This article is reprinted with permission granted from the website by University Relations, the public relations office for the University of Kansas Lawrence campus. Contact : kurelations@ku.edu (785) 864-3256.
LAWRENCE - Two University of Kansas researchers have reviewed research on families of children who are deaf and have concluded that, although service providers normally focus on the children, everyone in a family is affected by the child's disability.
Ann Turnbull, professor of special education, and Carla Jackson, clinical instructor in speech pathology, had their review published in the spring 2004 issue of Topics in Early Childhood Special Education.
Turnbull and Jackson reviewed 17 academic articles published between 1985 and 2002. They wanted to know how the presence of a child who is deaf affects family life in four general areas: parenting, relationships among family members, relationships of the family to others in the social network and access to services.
Two or three children out of a thousand are born deaf or hard of hearing - 90 percent of them to parents who hear normally. The quality of family communication is heavily influenced by everyone's willingness to employ one of the eight communications systems now in common use with people who are deaf, according to the research Turnbull and Jackson reviewed.
Families may experience some isolation as other people pull away after the birth of a child who is deaf. At the same time, the newborn's family may hesitate to engage with the deaf community or attend deaf cultural events.
The research review by Turnbull and Jackson found that as parents search for services, they may not find doctors helpful.
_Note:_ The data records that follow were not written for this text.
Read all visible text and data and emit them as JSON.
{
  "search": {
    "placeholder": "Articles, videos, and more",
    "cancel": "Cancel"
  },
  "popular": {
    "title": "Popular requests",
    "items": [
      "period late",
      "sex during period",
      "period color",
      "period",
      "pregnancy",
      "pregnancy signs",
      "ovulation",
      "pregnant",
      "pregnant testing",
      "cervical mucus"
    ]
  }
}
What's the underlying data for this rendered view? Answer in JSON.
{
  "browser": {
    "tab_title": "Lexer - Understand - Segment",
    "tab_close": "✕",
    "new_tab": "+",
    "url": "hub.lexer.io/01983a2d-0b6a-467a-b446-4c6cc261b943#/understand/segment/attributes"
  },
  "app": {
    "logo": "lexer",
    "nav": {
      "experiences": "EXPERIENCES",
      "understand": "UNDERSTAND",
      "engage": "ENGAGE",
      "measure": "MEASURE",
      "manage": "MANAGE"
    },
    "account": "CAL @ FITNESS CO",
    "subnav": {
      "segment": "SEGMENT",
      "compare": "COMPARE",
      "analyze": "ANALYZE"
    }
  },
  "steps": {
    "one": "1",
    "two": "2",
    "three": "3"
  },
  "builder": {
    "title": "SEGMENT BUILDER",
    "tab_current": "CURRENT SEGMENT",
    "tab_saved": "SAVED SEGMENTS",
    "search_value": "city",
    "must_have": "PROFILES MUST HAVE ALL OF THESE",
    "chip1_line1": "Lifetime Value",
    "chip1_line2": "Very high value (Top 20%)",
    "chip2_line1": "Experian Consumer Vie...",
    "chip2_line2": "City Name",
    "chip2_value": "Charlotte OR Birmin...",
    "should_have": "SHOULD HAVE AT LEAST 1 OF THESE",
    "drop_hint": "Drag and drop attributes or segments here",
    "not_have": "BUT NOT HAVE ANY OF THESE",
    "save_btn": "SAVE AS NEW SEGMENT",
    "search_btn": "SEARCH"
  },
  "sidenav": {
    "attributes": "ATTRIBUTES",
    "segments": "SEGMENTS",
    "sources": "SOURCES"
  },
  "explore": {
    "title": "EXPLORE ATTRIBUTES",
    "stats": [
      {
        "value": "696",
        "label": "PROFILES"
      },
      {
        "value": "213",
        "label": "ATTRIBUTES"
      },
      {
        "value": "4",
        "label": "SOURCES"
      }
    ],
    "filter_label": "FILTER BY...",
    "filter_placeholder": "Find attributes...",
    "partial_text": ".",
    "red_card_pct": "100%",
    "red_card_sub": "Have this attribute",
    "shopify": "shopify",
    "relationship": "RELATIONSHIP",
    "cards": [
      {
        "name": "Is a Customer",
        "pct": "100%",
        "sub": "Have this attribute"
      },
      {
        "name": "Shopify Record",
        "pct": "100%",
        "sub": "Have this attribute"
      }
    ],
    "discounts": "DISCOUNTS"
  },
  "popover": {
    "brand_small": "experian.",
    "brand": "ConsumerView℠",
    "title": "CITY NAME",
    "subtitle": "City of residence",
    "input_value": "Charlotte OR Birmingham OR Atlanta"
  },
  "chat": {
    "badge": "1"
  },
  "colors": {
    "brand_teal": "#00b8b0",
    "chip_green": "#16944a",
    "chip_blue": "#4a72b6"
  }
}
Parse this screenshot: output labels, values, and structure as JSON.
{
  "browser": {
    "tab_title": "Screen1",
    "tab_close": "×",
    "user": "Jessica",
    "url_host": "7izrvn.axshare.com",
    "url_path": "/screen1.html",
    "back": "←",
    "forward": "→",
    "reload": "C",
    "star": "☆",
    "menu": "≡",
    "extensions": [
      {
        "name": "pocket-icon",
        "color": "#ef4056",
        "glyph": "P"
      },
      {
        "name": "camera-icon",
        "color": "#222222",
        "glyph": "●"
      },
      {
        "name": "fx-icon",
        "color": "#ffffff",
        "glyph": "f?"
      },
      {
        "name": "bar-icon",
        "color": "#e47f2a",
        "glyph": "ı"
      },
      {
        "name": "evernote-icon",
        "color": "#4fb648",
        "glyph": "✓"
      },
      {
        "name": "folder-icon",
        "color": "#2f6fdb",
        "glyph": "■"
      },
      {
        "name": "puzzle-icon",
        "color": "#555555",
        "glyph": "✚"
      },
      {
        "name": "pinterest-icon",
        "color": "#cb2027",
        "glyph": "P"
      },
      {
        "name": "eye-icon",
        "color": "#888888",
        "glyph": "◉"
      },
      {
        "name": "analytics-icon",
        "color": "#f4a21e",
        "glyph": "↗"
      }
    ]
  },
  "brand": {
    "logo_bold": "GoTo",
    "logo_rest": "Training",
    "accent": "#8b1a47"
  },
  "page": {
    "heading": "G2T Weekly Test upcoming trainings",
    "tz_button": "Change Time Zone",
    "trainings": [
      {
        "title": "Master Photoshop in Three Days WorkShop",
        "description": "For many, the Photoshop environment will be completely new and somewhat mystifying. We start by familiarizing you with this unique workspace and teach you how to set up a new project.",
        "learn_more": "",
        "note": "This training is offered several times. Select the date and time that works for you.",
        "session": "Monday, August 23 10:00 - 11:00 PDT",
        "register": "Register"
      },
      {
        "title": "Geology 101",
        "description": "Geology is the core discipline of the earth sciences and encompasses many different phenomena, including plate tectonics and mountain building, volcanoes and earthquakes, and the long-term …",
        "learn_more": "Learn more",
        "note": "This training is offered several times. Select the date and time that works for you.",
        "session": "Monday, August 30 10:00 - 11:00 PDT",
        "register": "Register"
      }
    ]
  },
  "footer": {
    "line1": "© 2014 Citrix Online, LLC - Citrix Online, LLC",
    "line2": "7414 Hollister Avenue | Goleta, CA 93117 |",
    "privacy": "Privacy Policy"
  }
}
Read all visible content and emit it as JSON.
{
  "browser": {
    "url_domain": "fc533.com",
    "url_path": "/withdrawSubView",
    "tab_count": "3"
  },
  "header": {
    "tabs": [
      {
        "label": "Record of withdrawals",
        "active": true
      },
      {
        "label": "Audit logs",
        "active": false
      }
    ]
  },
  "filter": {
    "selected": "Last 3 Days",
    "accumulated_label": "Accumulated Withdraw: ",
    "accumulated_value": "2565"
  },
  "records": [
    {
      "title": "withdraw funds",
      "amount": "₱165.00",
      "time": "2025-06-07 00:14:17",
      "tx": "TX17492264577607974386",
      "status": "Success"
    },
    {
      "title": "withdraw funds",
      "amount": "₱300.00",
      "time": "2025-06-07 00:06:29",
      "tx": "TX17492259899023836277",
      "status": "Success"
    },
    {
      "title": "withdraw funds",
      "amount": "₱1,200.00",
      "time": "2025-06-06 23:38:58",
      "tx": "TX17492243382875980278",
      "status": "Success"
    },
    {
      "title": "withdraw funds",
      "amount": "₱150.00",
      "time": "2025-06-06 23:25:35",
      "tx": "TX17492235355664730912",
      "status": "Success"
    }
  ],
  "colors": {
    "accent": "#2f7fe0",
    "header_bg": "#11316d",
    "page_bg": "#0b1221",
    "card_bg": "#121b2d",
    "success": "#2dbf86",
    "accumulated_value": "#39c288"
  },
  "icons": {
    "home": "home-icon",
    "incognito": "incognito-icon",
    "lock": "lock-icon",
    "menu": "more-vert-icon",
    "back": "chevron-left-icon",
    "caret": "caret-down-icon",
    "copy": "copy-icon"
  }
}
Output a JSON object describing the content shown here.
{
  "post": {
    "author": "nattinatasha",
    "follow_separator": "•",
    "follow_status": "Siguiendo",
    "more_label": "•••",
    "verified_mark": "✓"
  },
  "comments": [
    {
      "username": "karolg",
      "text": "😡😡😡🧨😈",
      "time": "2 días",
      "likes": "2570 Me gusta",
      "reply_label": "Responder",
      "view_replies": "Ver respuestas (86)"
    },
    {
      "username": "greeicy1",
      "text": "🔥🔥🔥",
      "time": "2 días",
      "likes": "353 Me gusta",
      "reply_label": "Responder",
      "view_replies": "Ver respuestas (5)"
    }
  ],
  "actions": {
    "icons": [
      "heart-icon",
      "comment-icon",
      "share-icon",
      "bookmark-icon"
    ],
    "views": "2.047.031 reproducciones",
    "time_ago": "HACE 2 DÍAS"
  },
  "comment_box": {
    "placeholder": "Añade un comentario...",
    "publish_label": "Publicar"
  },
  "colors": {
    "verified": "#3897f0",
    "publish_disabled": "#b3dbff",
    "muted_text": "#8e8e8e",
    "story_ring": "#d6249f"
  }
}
And in their first years there's a scarcity of teachers for children who are deaf.
Many of the studies reviewed by the KU researchers involved few families. So Jackson is conducting a national survey of 200 families to assess the degree to which the deafness of one member has impacted them in the four areas.
Among the findings reported in the articles that Jackson and Turnbull looked at:
Deafness may be the most profound sensory loss. For families, there can be considerable social loss as well, Turnbull and Jackson write in their paper. Such families may spend a lot of time "overcoming barriers to full inclusion in the hearing and/or deaf community."
Nevertheless, the families, given their responsibility, can't afford to become dispirited, Turnbull and Jackson write. Their paper quotes the mother of a 2-year-old: "Here you bring home what you think is going to be a perfectly normal baby, and then you find out - wow, this child can't hear my voice. The whole family has to kind of give."